Don Juan decía que aquellos antiguos chamanes lo llamaron el camino del guerrero porque su estructura abarcaba todas las posibilidades vitales que un guerrero podía hallar en la senda del conocimiento. Aquellos chamanes fueron absolutamente meticulosos y metódicos en la búsqueda de tales posibilidades. De hecho, según don Juan, fueron capaces de incluir en su estructura abstracta todo lo humanamente posible.

Don Juan comparaba el camino del guerrero con una estructura, siendo cada uno de los elementos de esta estructura un dispositivo de sustentación cuya única función consistía en sostener la psique del guerrero en su papel de chamán iniciado, y así facilitar sus movimientos y dotarlos de significado. Afirmaba, de manera inequívoca, que el camino del guerrero era una construcción esencial sin la cual los chamanes iniciados naufragarían en la inmensidad del universo.

Don Juan decía que el camino del guerrero era la obra maestra de los chamanes del México antiguo. Lo consideraba su aporte más importante, la esencia de su sobriedad.

– ¿Es el camino del guerrero tan abrumadoramente importante, don Juan? -le pregunté en una ocasión.

– Decir «abrumadoramente importante» es un eufemismo. El camino del guerrero lo es todo. Es el arquetipo de la salud física y mental. No puedo explicarlo de ningún otro modo. El hecho de que los chamanes del México antiguo creasen una estructura así significa para mí que habían alcanzado la cima de su poder, la cumbre de su felicidad, la cúspide de su júbilo.

Dado el nivel de aceptación o rechazo pragmáticos en el que me creía sumergido en aquella época, abrazar completamente y sin prejuicios la senda del guerrero me resultaba poco menos que una imposibilidad. Cuanto más hablaba don Juan de la senda del guerrero más intensa era mi sensación de que lo que realmente maquinaba era derrumbar todo mi equilibrio.
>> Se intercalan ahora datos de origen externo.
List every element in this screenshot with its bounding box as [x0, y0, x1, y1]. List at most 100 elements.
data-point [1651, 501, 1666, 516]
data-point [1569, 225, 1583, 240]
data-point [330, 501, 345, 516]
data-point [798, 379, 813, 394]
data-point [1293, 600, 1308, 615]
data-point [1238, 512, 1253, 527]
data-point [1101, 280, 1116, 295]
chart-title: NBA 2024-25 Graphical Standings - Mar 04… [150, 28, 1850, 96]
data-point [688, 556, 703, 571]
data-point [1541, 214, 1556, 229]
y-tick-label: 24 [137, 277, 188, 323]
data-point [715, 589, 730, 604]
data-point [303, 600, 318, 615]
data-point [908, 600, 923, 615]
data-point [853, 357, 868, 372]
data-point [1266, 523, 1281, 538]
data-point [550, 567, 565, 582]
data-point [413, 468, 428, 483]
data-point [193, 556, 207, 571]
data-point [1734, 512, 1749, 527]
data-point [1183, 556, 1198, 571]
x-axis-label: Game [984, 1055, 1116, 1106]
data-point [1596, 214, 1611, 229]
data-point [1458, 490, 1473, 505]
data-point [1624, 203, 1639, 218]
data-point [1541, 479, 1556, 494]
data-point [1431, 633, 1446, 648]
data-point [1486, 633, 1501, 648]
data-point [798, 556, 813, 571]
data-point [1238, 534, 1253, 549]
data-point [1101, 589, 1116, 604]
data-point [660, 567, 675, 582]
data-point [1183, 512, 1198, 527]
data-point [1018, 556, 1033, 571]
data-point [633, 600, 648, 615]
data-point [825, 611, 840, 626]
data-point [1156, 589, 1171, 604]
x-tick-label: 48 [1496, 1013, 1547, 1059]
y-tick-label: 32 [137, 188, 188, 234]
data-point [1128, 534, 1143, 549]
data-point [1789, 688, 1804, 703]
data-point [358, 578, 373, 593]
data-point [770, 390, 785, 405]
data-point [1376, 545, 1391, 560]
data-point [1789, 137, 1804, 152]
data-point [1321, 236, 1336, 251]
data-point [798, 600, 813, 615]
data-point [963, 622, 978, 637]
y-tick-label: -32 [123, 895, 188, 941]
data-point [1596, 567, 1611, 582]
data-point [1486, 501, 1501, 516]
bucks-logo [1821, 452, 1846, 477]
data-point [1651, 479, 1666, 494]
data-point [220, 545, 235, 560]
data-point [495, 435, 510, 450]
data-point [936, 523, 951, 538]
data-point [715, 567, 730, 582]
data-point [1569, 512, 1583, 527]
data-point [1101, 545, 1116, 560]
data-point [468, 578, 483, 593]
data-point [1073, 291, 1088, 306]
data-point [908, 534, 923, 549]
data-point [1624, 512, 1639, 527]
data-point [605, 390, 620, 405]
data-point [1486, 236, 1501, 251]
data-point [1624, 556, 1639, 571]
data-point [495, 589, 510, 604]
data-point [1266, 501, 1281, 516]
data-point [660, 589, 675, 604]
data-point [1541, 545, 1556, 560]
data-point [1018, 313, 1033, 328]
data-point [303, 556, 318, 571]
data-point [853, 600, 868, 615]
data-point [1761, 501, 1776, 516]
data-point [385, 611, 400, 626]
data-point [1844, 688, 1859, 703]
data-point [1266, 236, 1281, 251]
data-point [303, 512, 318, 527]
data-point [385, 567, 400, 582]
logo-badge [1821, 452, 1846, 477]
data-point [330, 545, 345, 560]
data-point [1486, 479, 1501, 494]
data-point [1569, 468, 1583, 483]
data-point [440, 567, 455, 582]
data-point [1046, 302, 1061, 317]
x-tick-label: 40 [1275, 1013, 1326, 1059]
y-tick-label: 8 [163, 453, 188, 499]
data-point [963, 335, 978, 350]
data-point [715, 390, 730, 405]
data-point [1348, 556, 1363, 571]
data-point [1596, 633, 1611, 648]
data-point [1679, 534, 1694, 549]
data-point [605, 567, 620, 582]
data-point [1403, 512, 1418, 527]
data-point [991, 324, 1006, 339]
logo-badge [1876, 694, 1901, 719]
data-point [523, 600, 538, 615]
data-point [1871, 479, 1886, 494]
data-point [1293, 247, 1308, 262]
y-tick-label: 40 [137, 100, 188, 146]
Don Juan me guiaba, por tanto, de un modo encubierto. Sin embargo, su guía se evidencia con meridiana claridad en las citas extraídas de Viaje a Ixtlán. Don Juan se había abalanzado velozmente sobre mí a pasos agigantados sin que yo me diera cuenta, hasta que repentinamente sentí su aliento en la nuca. Pensaba una y otra vez que me hallaba a punto de aceptar de buena fe la existencia de otro sistema cognitivo; o, por el contrario, me sentía tan absolutamente indiferente que no me importaba que ocurriera de una forma u otra.